Sorrisi amaramente, pensando che, in quel momento, quel tanto agognato sogno era quanto di più distante potessi desiderare.
D'altronde, eravamo in trappola.
La mia più grande speranza, per quanto macabra, si basava sui cadaveri che avevo visto all'esterno: i militari dovevano aver già visitato quel posto.
Il reparto, come mi aspettavo, era in gran parte devastato. I soldati dovevano essere passati dal retro e aver recuperato la maggior parte dei generi alimentari.

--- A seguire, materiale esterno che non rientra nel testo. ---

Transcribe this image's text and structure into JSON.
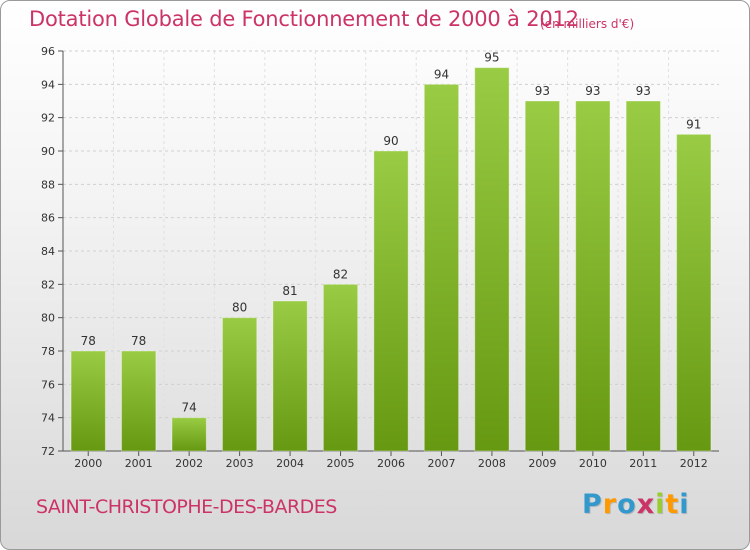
{
  "header": {
    "title": "Dotation Globale de Fonctionnement de 2000 à 2012",
    "subtitle": "(en milliers d'€)"
  },
  "footer": {
    "commune": "SAINT-CHRISTOPHE-DES-BARDES",
    "logo": [
      "P",
      "r",
      "o",
      "x",
      "i",
      "t",
      "i"
    ]
  },
  "colors": {
    "accent": "#cc3366",
    "bar_top": "#99cc44",
    "bar_bottom": "#669911",
    "logo": [
      "#3399cc",
      "#ff9900",
      "#3399cc",
      "#cc3366",
      "#99cc33",
      "#ff9900",
      "#3399cc"
    ]
  },
  "chart_data": {
    "type": "bar",
    "title": "Dotation Globale de Fonctionnement de 2000 à 2012",
    "subtitle": "(en milliers d'€)",
    "xlabel": "",
    "ylabel": "",
    "categories": [
      "2000",
      "2001",
      "2002",
      "2003",
      "2004",
      "2005",
      "2006",
      "2007",
      "2008",
      "2009",
      "2010",
      "2011",
      "2012"
    ],
    "values": [
      78,
      78,
      74,
      80,
      81,
      82,
      90,
      94,
      95,
      93,
      93,
      93,
      91
    ],
    "ylim": [
      72,
      96
    ],
    "yticks": [
      72,
      74,
      76,
      78,
      80,
      82,
      84,
      86,
      88,
      90,
      92,
      94,
      96
    ],
    "grid": true
  }
}
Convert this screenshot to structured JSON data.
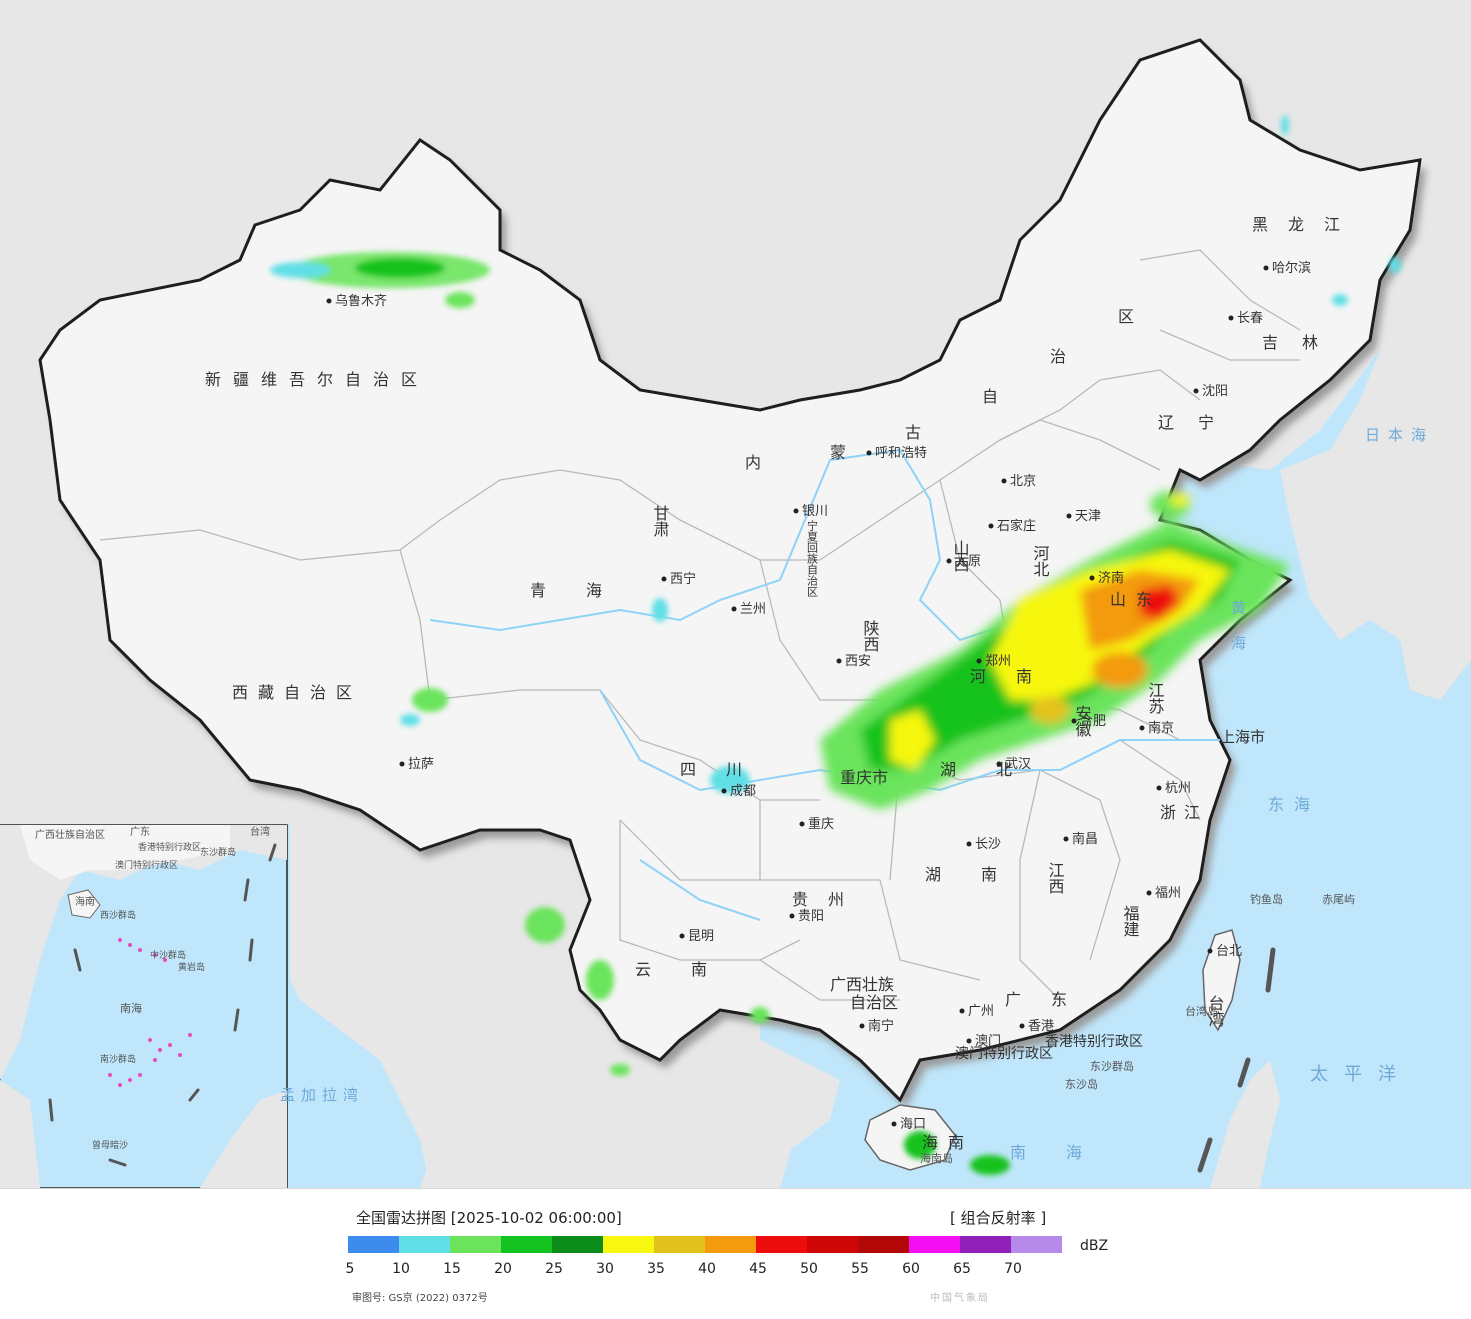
{
  "colors": {
    "sea": "#bfe6fb",
    "foreign_land": "#e7e7e7",
    "china_land": "#f5f5f5",
    "border": "#1e1e1e",
    "province_border": "#b9b9b9",
    "river": "#8fd2f7"
  },
  "legend": {
    "title": "全国雷达拼图 [2025-10-02 06:00:00]",
    "product": "[ 组合反射率 ]",
    "unit": "dBZ",
    "colors": [
      "#3d8bec",
      "#60dfe6",
      "#6be45c",
      "#14c31f",
      "#0c8c1a",
      "#f7f710",
      "#e4c21e",
      "#f39a0e",
      "#ee0d0d",
      "#cf0606",
      "#b30808",
      "#f40ef4",
      "#9020b8",
      "#b58ae8"
    ],
    "ticks": [
      "5",
      "10",
      "15",
      "20",
      "25",
      "30",
      "35",
      "40",
      "45",
      "50",
      "55",
      "60",
      "65",
      "70"
    ],
    "review_no": "审图号: GS京 (2022) 0372号",
    "source": "中国气象局"
  },
  "map": {
    "province_labels": [
      {
        "id": "xinjiang",
        "text": "新疆维吾尔自治区"
      },
      {
        "id": "xizang",
        "text": "西藏自治区"
      },
      {
        "id": "neimenggu-1",
        "text": "内"
      },
      {
        "id": "neimenggu-2",
        "text": "蒙"
      },
      {
        "id": "neimenggu-3",
        "text": "古"
      },
      {
        "id": "neimenggu-4",
        "text": "自"
      },
      {
        "id": "neimenggu-5",
        "text": "治"
      },
      {
        "id": "neimenggu-6",
        "text": "区"
      },
      {
        "id": "heilongjiang",
        "text": "黑龙江"
      },
      {
        "id": "jilin",
        "text": "吉林"
      },
      {
        "id": "liaoning",
        "text": "辽宁"
      },
      {
        "id": "hebei",
        "text": "河北"
      },
      {
        "id": "shanxi",
        "text": "山西"
      },
      {
        "id": "shandong",
        "text": "山东"
      },
      {
        "id": "henan",
        "text": "河南"
      },
      {
        "id": "jiangsu",
        "text": "江苏"
      },
      {
        "id": "anhui",
        "text": "安徽"
      },
      {
        "id": "hubei",
        "text": "湖北"
      },
      {
        "id": "hunan",
        "text": "湖南"
      },
      {
        "id": "jiangxi",
        "text": "江西"
      },
      {
        "id": "zhejiang",
        "text": "浙江"
      },
      {
        "id": "fujian",
        "text": "福建"
      },
      {
        "id": "guangdong",
        "text": "广东"
      },
      {
        "id": "guangxi-1",
        "text": "广西壮族"
      },
      {
        "id": "guangxi-2",
        "text": "自治区"
      },
      {
        "id": "hainan",
        "text": "海南"
      },
      {
        "id": "yunnan",
        "text": "云南"
      },
      {
        "id": "guizhou",
        "text": "贵州"
      },
      {
        "id": "sichuan",
        "text": "四川"
      },
      {
        "id": "chongqing",
        "text": "重庆市"
      },
      {
        "id": "shaanxi",
        "text": "陕西"
      },
      {
        "id": "gansu",
        "text": "甘肃"
      },
      {
        "id": "qinghai",
        "text": "青海"
      },
      {
        "id": "ningxia",
        "text": "宁夏回族自治区"
      },
      {
        "id": "shanghai",
        "text": "上海市"
      },
      {
        "id": "taiwan",
        "text": "台湾"
      },
      {
        "id": "hongkong",
        "text": "香港特别行政区"
      },
      {
        "id": "macao",
        "text": "澳门特别行政区"
      }
    ],
    "cities": [
      {
        "id": "urumqi",
        "text": "乌鲁木齐"
      },
      {
        "id": "lhasa",
        "text": "拉萨"
      },
      {
        "id": "xining",
        "text": "西宁"
      },
      {
        "id": "lanzhou",
        "text": "兰州"
      },
      {
        "id": "yinchuan",
        "text": "银川"
      },
      {
        "id": "hohhot",
        "text": "呼和浩特"
      },
      {
        "id": "harbin",
        "text": "哈尔滨"
      },
      {
        "id": "changchun",
        "text": "长春"
      },
      {
        "id": "shenyang",
        "text": "沈阳"
      },
      {
        "id": "beijing",
        "text": "北京"
      },
      {
        "id": "tianjin",
        "text": "天津"
      },
      {
        "id": "shijiazhuang",
        "text": "石家庄"
      },
      {
        "id": "taiyuan",
        "text": "太原"
      },
      {
        "id": "jinan",
        "text": "济南"
      },
      {
        "id": "zhengzhou",
        "text": "郑州"
      },
      {
        "id": "xian",
        "text": "西安"
      },
      {
        "id": "hefei",
        "text": "合肥"
      },
      {
        "id": "nanjing",
        "text": "南京"
      },
      {
        "id": "hangzhou",
        "text": "杭州"
      },
      {
        "id": "wuhan",
        "text": "武汉"
      },
      {
        "id": "changsha",
        "text": "长沙"
      },
      {
        "id": "nanchang",
        "text": "南昌"
      },
      {
        "id": "fuzhou",
        "text": "福州"
      },
      {
        "id": "taibei",
        "text": "台北"
      },
      {
        "id": "guangzhou",
        "text": "广州"
      },
      {
        "id": "hongkong-city",
        "text": "香港"
      },
      {
        "id": "macao-city",
        "text": "澳门"
      },
      {
        "id": "nanning",
        "text": "南宁"
      },
      {
        "id": "haikou",
        "text": "海口"
      },
      {
        "id": "kunming",
        "text": "昆明"
      },
      {
        "id": "guiyang",
        "text": "贵阳"
      },
      {
        "id": "chengdu",
        "text": "成都"
      },
      {
        "id": "chongqing-city",
        "text": "重庆"
      }
    ],
    "sea_labels": [
      {
        "id": "riben-hai",
        "text": "日本海"
      },
      {
        "id": "huang-hai",
        "text": "黄海"
      },
      {
        "id": "dong-hai",
        "text": "东海"
      },
      {
        "id": "tai-pingyang",
        "text": "太平洋"
      },
      {
        "id": "nan-hai",
        "text": "南海"
      },
      {
        "id": "mengjiala-wan",
        "text": "孟加拉湾"
      }
    ],
    "islands": [
      {
        "id": "diaoyu",
        "text": "钓鱼岛"
      },
      {
        "id": "chiwei",
        "text": "赤尾屿"
      },
      {
        "id": "taiwan-dao",
        "text": "台湾岛"
      },
      {
        "id": "dongsha",
        "text": "东沙群岛"
      },
      {
        "id": "dongsha-dao",
        "text": "东沙岛"
      },
      {
        "id": "hainan-dao",
        "text": "海南岛"
      }
    ],
    "inset": {
      "labels": [
        {
          "id": "inset-guangxi",
          "text": "广西壮族自治区"
        },
        {
          "id": "inset-guangdong",
          "text": "广东"
        },
        {
          "id": "inset-taiwan",
          "text": "台湾"
        },
        {
          "id": "inset-hk",
          "text": "香港特别行政区"
        },
        {
          "id": "inset-macao",
          "text": "澳门特别行政区"
        },
        {
          "id": "inset-hainan",
          "text": "海南"
        },
        {
          "id": "inset-nanhai",
          "text": "南海"
        },
        {
          "id": "inset-zhongsha",
          "text": "中沙群岛"
        },
        {
          "id": "inset-huangyan",
          "text": "黄岩岛"
        },
        {
          "id": "inset-xisha",
          "text": "西沙群岛"
        },
        {
          "id": "inset-nansha",
          "text": "南沙群岛"
        },
        {
          "id": "inset-zengmu",
          "text": "曾母暗沙"
        },
        {
          "id": "inset-dongsha",
          "text": "东沙群岛"
        }
      ]
    }
  }
}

Tuttavia, qualcosa era rimasto.
Due celle frigorifere continuavano a funzionare, ed il loro contenuto sembrava in buone condizioni.
L'unica cosa che scandiva il tempo dentro a quel luogo eternamente illuminato dalla luce soffusa dei neon era il ticchettio incessante della pioggia.
Vidi Rachel guardare in alto e capii cosa stava pensando.
"Non credo che il tetto ceda. Sarà anche la fine del mondo, ma è pur sempre pioggia."
Lei si voltò verso di me. "Ho paura."
Ci guardammo a lungo negli occhi, poi le accarezzai la punta delle dita.
Incrociare lo sguardo con Rachel era una sensazione strana, ma mi regalava un piacere antico, impareggiabile. Come immergere il cuore in una sorgente termale.
In quel momento, leggevo nello smeraldo delle sue iridi paura, disperazione e tristezza.
Ma, come sempre, quella meravigliosa sfumatura cristallina pulsava di saggezza e ferrea determinazione.
Le strinsi più forte le mani.
"Non basta la fine del mondo per cancellarci."
Lei sorrise debolmente.
"Grazie. Se fossi stata da sola in tutto questo..."
"Ti saresti salvata ugualmente." la interruppi. Volevo che credesse in sé stessa almeno quanto io credevo in lei.
Sentii un urlo alle mie spalle. Mi voltai. Zeta.